Trouble In Asia

Fed May Cause Next Crisis, Hong Kong’s Tsang Suggests (Update2)

Nov. 13 (Bloomberg) -- The Federal Reserve’s policy of keeping interest rates near zero is fueling a wave of speculative capital that may cause the next global crisis, Hong Kong’s leader said.

“I’m scared and leaders should look out,” said Donald Tsang, chief executive of the city, said in Singapore today. “America is doing exactly what Japan did last time,” he said, adding that Japan’s zero interest rate policy contributed to the 1997 Asian financial crisis and U.S. mortgage meltdown.

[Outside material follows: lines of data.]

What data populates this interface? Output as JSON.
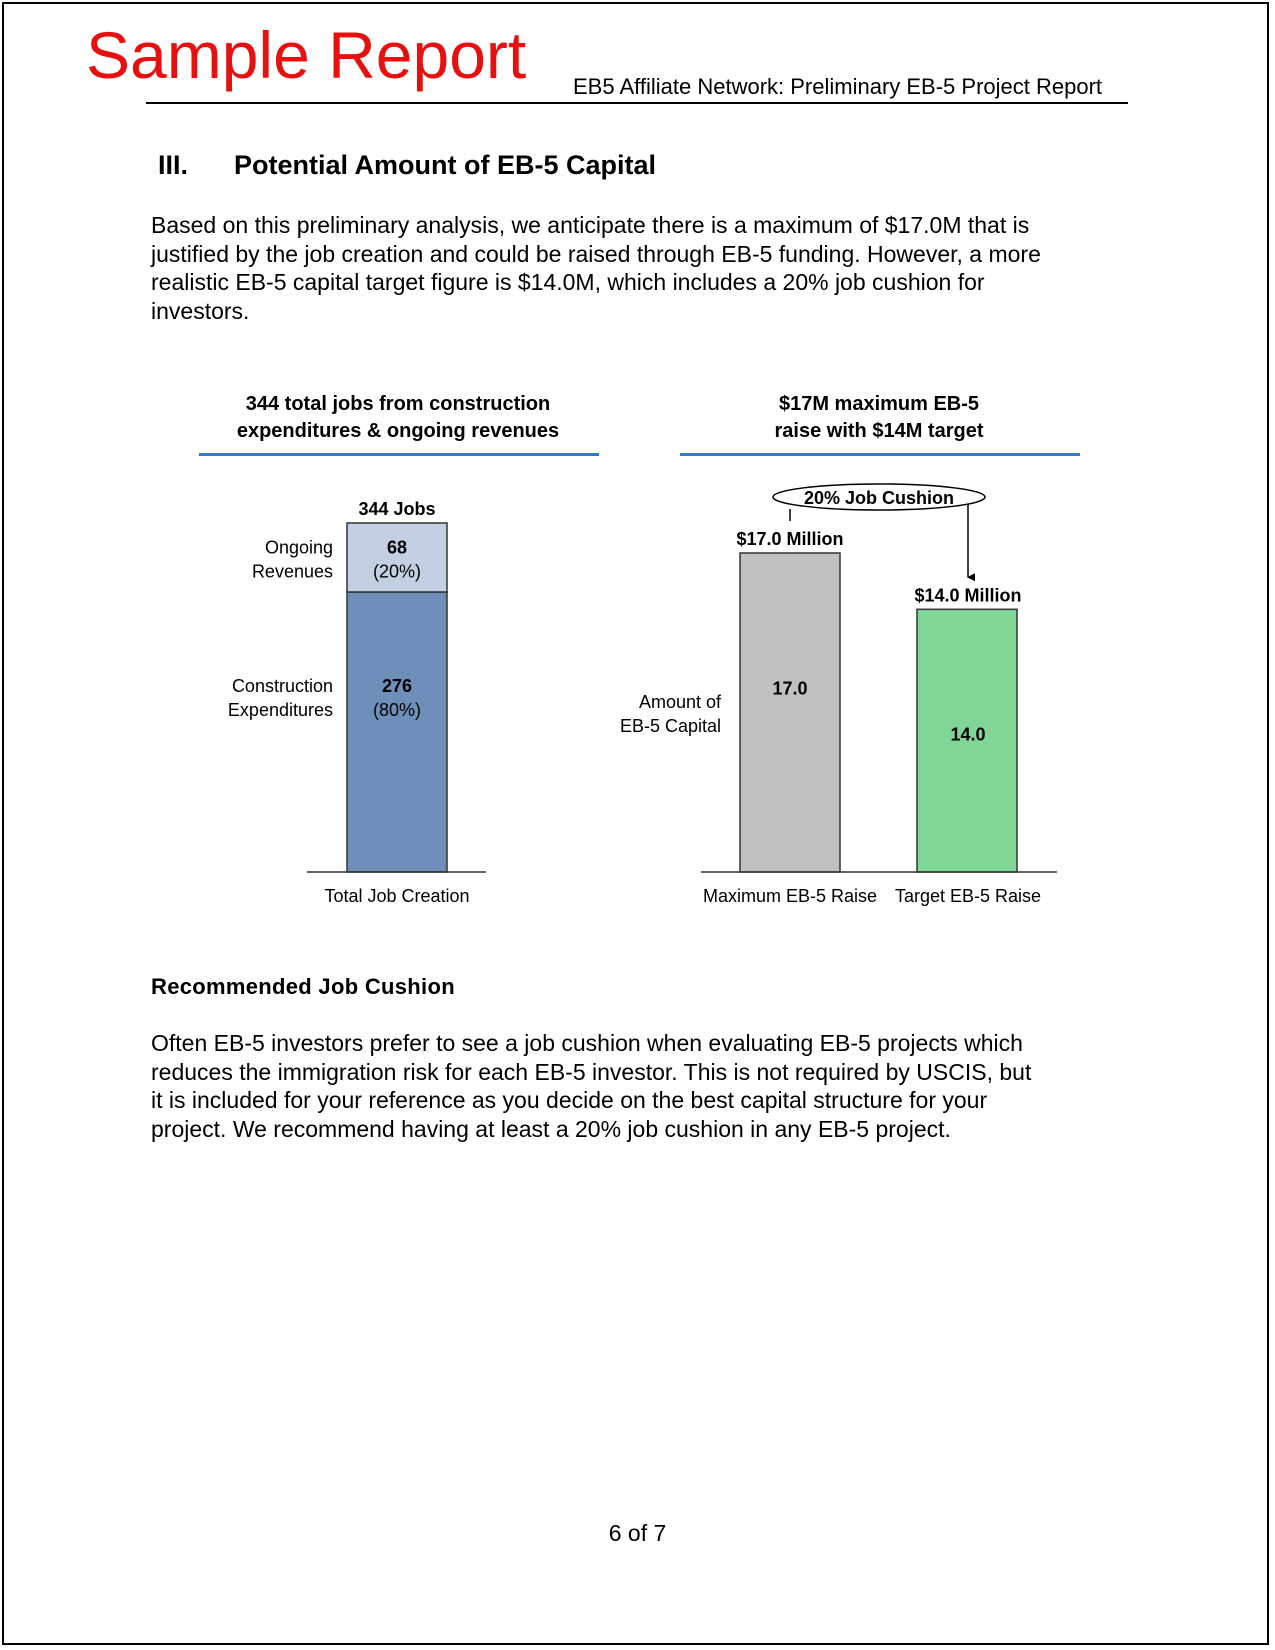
{
  "watermark": "Sample Report",
  "header": {
    "title": "EB5 Affiliate Network: Preliminary EB-5 Project Report"
  },
  "section": {
    "number": "III.",
    "title": "Potential Amount of EB-5 Capital"
  },
  "intro_lines": [
    "Based on this preliminary analysis, we anticipate there is a maximum of $17.0M that is",
    "justified by the job creation and could be raised through EB-5 funding. However, a more",
    "realistic EB-5 capital target figure is $14.0M, which includes a 20% job cushion for",
    "investors."
  ],
  "chart_data": [
    {
      "type": "bar",
      "stacked": true,
      "title": [
        "344 total jobs from construction",
        "expenditures & ongoing revenues"
      ],
      "categories": [
        "Total Job Creation"
      ],
      "total_label": "344 Jobs",
      "total": 344,
      "series": [
        {
          "name": "Construction Expenditures",
          "label_lines": [
            "Construction",
            "Expenditures"
          ],
          "values": [
            276
          ],
          "value_label": "276",
          "pct_label": "(80%)",
          "color": "#6e8fba"
        },
        {
          "name": "Ongoing Revenues",
          "label_lines": [
            "Ongoing",
            "Revenues"
          ],
          "values": [
            68
          ],
          "value_label": "68",
          "pct_label": "(20%)",
          "color": "#c3cfe2"
        }
      ],
      "title_rule_color": "#2e7dc4"
    },
    {
      "type": "bar",
      "title": [
        "$17M maximum EB-5",
        "raise with $14M target"
      ],
      "ylabel": [
        "Amount of",
        "EB-5 Capital"
      ],
      "categories": [
        "Maximum EB-5 Raise",
        "Target EB-5 Raise"
      ],
      "values": [
        17.0,
        14.0
      ],
      "value_labels": [
        "17.0",
        "14.0"
      ],
      "top_labels": [
        "$17.0 Million",
        "$14.0 Million"
      ],
      "colors": [
        "#c0c0c0",
        "#7fd696"
      ],
      "annotation": "20% Job Cushion",
      "title_rule_color": "#2e7dc4"
    }
  ],
  "subheading": "Recommended Job Cushion",
  "body_lines": [
    "Often EB-5 investors prefer to see a job cushion when evaluating EB-5 projects which",
    "reduces the immigration risk for each EB-5 investor. This is not required by USCIS, but",
    "it is included for your reference as you decide on the best capital structure for your",
    "project. We recommend having at least a 20% job cushion in any EB-5 project."
  ],
  "footer": {
    "page": "6 of 7"
  }
}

Fed Chairman Ben S. Bernanke, a scholar of the Great Depression, has overseen a record injection of liquidity into the world’s largest economy, pledging not to make the mistake of the 1930s, when officials tightened policy. Tsang’s warning contrasts with pledges by the Group of 20 nations that represent the world’s biggest economies to keep stimulus measures in place.

“We have a U.S. dollar carry trade at the moment,” Tsang, 65, said in a speech where leaders of the Asia Pacific Economic Cooperation forum are gathering for a weekend summit. The carry trade is where investors borrow cheaply in one currency and use the funds to invest in other currencies.

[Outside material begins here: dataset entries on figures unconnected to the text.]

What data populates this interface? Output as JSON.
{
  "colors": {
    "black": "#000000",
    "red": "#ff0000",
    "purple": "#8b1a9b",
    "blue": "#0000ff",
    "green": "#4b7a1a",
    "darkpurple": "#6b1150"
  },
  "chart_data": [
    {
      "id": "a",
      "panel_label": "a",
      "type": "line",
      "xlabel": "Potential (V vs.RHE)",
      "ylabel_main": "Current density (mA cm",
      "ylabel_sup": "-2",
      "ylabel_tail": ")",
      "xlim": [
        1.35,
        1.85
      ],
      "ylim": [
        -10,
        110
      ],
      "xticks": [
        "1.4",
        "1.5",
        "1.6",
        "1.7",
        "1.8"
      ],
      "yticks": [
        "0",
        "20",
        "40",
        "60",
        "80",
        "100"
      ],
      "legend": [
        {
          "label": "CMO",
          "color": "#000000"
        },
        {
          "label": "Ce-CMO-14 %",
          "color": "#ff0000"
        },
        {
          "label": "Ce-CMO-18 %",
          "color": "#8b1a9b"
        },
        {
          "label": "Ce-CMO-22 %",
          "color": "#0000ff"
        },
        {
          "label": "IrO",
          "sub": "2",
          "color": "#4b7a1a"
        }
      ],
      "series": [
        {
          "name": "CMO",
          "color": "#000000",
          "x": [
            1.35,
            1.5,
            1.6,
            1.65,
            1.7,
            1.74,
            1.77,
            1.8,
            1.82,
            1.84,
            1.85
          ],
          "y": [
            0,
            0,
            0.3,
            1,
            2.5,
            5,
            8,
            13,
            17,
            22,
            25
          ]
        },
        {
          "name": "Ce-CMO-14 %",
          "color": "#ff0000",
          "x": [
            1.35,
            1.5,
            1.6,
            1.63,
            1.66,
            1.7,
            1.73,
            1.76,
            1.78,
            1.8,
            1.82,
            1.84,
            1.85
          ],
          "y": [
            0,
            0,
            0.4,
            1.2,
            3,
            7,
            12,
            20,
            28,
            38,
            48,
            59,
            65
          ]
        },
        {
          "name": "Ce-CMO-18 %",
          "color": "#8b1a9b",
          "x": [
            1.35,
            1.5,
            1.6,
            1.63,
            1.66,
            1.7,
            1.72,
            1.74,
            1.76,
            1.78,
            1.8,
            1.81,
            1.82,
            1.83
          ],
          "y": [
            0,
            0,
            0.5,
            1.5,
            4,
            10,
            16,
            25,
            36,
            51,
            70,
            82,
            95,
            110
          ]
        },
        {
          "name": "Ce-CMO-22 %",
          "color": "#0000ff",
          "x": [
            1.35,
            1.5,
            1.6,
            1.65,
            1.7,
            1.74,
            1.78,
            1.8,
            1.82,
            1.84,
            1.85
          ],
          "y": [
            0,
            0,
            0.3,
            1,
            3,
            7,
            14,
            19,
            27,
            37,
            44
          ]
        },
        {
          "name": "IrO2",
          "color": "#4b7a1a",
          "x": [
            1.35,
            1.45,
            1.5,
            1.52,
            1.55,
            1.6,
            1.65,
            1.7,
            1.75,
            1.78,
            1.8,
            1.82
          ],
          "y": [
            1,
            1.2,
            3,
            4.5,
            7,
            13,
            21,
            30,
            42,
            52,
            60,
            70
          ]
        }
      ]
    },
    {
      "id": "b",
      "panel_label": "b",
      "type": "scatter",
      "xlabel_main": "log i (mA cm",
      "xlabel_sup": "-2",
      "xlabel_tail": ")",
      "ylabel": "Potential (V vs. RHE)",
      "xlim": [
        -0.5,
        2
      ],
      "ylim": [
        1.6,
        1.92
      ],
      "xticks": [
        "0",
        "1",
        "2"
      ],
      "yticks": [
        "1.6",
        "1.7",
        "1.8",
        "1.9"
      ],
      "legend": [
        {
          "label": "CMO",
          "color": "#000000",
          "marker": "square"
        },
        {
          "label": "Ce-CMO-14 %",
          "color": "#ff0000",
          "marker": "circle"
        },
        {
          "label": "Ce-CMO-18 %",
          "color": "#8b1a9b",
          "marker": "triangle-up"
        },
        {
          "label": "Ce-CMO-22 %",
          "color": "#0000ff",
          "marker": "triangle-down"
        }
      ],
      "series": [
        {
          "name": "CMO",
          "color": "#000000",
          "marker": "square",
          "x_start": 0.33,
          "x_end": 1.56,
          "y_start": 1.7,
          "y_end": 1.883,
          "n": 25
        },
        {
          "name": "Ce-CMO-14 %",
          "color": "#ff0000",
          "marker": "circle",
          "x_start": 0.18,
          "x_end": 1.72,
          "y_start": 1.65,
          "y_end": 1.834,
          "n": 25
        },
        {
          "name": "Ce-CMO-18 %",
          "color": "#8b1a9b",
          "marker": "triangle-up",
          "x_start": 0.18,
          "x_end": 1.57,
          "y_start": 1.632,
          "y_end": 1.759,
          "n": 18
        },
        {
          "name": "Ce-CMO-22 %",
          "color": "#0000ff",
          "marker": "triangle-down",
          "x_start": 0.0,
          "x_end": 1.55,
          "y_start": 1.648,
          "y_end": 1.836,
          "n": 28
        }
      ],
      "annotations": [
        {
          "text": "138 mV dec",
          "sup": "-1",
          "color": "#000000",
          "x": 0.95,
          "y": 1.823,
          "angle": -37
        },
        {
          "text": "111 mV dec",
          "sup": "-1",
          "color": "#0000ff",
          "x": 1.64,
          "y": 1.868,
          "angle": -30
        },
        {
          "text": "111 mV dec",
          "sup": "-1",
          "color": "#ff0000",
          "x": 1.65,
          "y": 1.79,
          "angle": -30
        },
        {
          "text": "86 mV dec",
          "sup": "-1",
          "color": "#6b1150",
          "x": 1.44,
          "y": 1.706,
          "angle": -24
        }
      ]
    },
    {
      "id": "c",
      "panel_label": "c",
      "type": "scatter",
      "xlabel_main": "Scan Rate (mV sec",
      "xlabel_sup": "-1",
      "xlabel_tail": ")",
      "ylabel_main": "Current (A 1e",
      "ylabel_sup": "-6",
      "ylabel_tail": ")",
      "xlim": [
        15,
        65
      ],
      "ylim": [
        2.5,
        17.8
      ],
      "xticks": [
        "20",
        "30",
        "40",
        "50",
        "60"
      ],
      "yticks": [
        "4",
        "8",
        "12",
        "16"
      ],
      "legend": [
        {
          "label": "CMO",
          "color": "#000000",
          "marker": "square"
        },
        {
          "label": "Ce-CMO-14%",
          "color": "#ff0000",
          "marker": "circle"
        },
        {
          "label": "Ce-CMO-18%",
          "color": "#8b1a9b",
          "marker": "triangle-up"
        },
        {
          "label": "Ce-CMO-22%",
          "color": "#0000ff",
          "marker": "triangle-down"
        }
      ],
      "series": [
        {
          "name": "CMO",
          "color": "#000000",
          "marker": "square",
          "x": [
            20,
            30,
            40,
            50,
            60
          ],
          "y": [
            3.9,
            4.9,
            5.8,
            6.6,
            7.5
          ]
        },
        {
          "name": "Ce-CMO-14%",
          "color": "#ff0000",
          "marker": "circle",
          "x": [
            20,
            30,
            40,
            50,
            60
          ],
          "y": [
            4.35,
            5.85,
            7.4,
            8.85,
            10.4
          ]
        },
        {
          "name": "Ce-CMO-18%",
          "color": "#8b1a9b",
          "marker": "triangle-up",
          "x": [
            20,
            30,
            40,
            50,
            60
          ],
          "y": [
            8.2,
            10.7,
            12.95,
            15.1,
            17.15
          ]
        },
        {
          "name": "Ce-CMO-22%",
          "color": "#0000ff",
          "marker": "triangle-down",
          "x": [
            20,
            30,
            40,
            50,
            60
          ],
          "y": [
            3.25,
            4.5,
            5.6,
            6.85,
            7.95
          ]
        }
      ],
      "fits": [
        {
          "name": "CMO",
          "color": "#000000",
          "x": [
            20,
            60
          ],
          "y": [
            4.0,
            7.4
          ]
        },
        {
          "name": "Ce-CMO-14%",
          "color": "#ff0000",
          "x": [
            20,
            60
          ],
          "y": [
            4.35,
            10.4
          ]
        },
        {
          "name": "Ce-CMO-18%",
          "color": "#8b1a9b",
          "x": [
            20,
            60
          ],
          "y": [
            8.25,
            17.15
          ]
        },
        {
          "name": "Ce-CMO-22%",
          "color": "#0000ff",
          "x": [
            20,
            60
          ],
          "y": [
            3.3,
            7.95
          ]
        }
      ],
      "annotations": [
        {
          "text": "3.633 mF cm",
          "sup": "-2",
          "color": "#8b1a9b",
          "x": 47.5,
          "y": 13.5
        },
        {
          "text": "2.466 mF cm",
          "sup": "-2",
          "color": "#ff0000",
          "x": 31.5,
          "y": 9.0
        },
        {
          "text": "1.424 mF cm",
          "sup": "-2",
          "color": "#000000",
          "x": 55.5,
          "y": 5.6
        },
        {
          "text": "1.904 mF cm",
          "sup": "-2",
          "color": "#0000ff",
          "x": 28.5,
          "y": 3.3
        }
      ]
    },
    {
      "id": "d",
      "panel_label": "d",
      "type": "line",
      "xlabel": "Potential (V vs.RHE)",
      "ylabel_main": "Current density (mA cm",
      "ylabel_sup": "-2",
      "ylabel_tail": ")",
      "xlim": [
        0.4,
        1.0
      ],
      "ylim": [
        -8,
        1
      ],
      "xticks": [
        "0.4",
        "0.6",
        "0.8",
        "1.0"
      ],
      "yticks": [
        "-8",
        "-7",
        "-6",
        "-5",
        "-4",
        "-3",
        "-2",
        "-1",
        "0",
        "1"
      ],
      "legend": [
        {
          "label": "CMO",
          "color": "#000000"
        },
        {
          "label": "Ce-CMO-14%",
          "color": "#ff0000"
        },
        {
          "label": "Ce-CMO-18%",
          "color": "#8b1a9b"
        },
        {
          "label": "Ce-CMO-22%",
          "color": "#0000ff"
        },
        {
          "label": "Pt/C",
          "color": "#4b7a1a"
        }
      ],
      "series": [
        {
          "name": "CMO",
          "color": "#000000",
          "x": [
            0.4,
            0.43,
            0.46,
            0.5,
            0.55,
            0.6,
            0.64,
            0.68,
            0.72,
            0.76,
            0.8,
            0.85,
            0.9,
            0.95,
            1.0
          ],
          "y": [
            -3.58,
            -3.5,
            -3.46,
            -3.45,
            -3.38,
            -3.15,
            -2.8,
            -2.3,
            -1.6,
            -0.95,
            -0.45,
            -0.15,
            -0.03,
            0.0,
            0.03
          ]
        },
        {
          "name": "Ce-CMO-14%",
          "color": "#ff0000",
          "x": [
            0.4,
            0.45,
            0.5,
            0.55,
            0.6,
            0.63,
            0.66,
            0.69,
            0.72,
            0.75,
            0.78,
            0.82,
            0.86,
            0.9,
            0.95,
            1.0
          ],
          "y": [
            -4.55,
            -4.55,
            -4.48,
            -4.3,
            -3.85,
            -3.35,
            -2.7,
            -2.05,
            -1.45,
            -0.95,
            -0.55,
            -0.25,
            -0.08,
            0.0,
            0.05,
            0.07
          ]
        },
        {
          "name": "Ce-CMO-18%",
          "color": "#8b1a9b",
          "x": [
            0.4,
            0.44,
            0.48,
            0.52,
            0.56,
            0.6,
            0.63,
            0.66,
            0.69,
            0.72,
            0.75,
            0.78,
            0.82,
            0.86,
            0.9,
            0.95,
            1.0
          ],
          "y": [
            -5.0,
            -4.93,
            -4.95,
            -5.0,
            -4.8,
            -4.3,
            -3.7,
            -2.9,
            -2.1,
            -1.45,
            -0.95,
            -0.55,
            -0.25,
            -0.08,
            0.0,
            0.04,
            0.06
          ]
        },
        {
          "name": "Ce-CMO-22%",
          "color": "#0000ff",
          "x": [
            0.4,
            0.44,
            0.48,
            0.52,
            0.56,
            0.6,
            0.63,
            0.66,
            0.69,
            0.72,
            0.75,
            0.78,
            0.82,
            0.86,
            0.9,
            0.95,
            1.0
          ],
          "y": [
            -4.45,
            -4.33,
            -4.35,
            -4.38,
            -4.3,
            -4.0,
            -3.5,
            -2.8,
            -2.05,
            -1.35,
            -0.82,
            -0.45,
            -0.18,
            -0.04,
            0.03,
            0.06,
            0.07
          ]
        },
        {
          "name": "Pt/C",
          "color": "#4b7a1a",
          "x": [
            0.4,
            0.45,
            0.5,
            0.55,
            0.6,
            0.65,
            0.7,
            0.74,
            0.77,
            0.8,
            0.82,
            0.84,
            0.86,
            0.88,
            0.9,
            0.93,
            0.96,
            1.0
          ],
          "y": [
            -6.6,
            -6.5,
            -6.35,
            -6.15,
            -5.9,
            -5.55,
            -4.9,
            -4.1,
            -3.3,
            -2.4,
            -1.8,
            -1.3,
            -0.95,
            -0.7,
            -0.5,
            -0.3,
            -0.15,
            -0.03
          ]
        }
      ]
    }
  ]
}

Where is the money going -- it’s where the problem’s going to be: Asia,” Tsang said. “You can see asset prices going up, not only in Korea, in Taiwan, in Singapore and in Hong Kong, going up to levels that are incompatible or inconsistent with the economic fundamentals.”

Past Experience

Tsang was Hong Kong’s financial secretary during the 1997- 98 Asian crisis, when countries from South Korea to Indonesia were forced to borrow from the International Monetary Fund because of an investor exodus sparked by concerns officials couldn’t maintain the value of their currencies. Together with Hong Kong Monetary Authority chief Joseph Yam, he intervened to buy $15 billion of Hong Kong stock, successfully defending the territory’s exchange-rate peg to the dollar.

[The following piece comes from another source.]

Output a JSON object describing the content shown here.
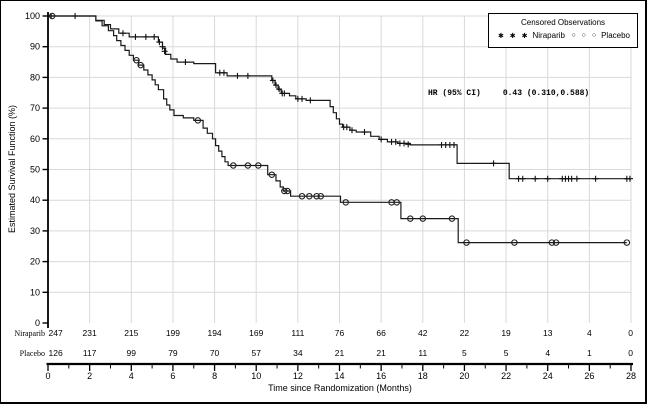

Hong Kong’s interest rates track those of the U.S. because of the currency’s peg to the dollar, which means that foreign capital flows into stocks and property. Real estate prices in the city have risen more than 25 percent this year, prompting the International Monetary Fund to warn this month of a possible bubble. Hong Kong Financial Secretary John Tsang said Nov. 4 the government was “very concerned” about the rise.

Some academics and economists say Asian policy makers should do more to stave off asset bubbles.

‘Serious Risk’

“Asia’s bubbles now pose a serious risk to financial stability,” said Barry Eichengreen, professor of economics at the University of California, Berkeley in an article published today on Eurointelligence.com. This is “a task for emerging market central banks, not for the Fed or the European Central Bank.”

Tsang’s warning may nevertheless strike a chord elsewhere in Asia, where inflows of capital threaten to create bubbles.
World Bank President Robert Zoellick, also in Singapore for APEC, said that while Asian countries do face some risk of asset prices climbing, it’s up to the region’s officials to act.

“Given liquidity in the international marketplace and given the pace of recovery in East Asia, you could start to see some asset bubbles,” Zoellick said in a Bloomberg Television interview yesterday. “There will be a need here, unlike you might have in Europe and North America” to look at actions such as Australia’s rate boost this month, he said.

Comments:

I too, worry about the next crisis. Where its epicenter will be is a matter for debate. China is a one possibility, another is Eastern Europe. Notice that the Ukraine had its credit rating downgraded again while suffering from a bad case of H1N1 that may further compound productivity problems.